Lo que nadie puede negar es que la incapacidad del gobierno para convencer a la población de las virtudes de la política económica, aunada al enorme éxito de los partidos de oposición por restarle credibilidad, han hecho extraordinariamente impopular a la política gubernamental en materia económica. El que la situación pueda mejorar en el largo plazo es algo comprensible desde un escritorio, pero irrelevante para una familia que tiene cada vez menos empleos seguros, un ingreso disponible siempre decreciente y, más importante, cuando la esperanza de mejorar se desvanece sin que el gobierno siquiera comprenda el fenómeno.

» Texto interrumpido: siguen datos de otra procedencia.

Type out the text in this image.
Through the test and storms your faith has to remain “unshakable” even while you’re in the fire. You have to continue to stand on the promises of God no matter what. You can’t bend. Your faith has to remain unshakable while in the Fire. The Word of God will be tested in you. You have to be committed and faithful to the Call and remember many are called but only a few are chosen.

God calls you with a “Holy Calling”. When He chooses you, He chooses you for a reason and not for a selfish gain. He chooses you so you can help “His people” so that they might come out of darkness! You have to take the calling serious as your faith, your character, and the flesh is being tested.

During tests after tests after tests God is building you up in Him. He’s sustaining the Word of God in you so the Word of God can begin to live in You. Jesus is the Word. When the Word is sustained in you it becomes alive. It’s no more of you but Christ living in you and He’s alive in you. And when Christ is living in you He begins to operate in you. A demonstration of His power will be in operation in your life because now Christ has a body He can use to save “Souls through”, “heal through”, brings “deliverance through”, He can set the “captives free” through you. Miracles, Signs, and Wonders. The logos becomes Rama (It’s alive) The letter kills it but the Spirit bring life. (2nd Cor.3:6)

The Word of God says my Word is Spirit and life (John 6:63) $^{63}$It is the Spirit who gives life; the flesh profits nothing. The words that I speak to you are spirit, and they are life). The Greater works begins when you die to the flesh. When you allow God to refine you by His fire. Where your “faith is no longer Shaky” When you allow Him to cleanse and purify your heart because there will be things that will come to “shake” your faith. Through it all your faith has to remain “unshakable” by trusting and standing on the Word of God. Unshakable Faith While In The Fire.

Pero la verdad es que ni el PAN ni el PRD tienen una alternativa a la esencia de la política económica actual, aunque ambos denuncien una realidad que sólo el gobierno se empeña en negar. La realidad es que la mayoría de los mexicanos, en sus circunstancias actuales, no tiene ni la menor posibilidad de incorporarse a la economía moderna, que es la única que en el futuro va a crear los empleos y los ingresos que le permitirán salir del hoyo negro. Urgen propuestas que abracen un paradigma distinto para la política económica, uno que deje de preocuparse por rescatar lo que fue (o, más propiamente, lo que pudo haber sido) para enfocarse cabalmente hacia lo que puede y debe ser el futuro.
El país ha venido avanzando en la medida en que los empresarios han podido romper con los impedimentos, tanto propios como burocráticos, que enfrentan de manera cotidiana. Pero poco se ha hecho para elevar los niveles de productividad que es, a final de cuentas, el factor determinante de los ingresos, del empleo y, en general, de los niveles de vida de la poblacíón en el largo plazo. México no necesita otra política económica. Lo que requiere es una estrategia de desarrollo que reconozca la realidad que nos ha tocado vivir, que comprenda los factores que hacen funcionar a la economía y que coloque a las personas en el centro de sus prioridades. Una estrategia de esa naturaleza no sería dramáticamente distinta de lo que hoy tenemos, pero sus resultados serían muy diferentes.